In 2010, a Deed of Settlement was signed by the iwi of Te Tauihu, which became law in 2014. This acknowledged and listed the wrongdoing by the Crown that meant a loss of language, land, and cultural identity for iwi through unfair laws and legislation, which meant that Ngāti Kuia ancestors had suffered immeasurably.

As part of this deed of Settlement and compensation process, their negotiators acquired land and assets as well as cash.

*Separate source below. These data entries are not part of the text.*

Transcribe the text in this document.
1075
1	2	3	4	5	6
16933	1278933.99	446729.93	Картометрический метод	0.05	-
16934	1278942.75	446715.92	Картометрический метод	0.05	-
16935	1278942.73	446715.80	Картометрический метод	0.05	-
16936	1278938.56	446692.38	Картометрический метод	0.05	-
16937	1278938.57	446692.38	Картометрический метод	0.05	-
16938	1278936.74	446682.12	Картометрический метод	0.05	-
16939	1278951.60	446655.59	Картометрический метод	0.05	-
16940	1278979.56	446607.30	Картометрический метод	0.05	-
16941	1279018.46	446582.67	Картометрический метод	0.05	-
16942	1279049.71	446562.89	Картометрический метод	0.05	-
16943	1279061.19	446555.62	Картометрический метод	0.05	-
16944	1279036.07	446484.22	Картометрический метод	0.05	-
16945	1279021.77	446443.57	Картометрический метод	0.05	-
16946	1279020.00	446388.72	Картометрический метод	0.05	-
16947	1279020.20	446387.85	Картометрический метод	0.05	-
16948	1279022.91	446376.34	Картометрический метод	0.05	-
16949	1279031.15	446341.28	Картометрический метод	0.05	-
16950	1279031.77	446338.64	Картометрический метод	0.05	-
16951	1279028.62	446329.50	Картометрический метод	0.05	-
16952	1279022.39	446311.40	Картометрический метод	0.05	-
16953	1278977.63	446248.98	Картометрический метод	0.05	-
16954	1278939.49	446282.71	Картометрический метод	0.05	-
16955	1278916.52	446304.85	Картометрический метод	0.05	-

Some of the land acquired through cultural redress and settlement purchases were schools across the region that held cultural significance to the iwi.

The affairs and assets of the iwi are managed by Te Rūnanga o Ngāti Kuia Trust. Ngāti Kuia are associated with Te Hora (Canvastown), Whakatū (Nelson), and Omaka (Blenheim) marae.

Ngāti Kuia have keen interests in managing assets for future generations.

Priority areas include Te Taiao, Ngāti Kuiatanga, Pūtea, and Te Tangata. The values of manaakitanga, kotahitanga, whakatipuranga, and whanaungatanga that Ngāti Kuia tīpuna lived by are still important today.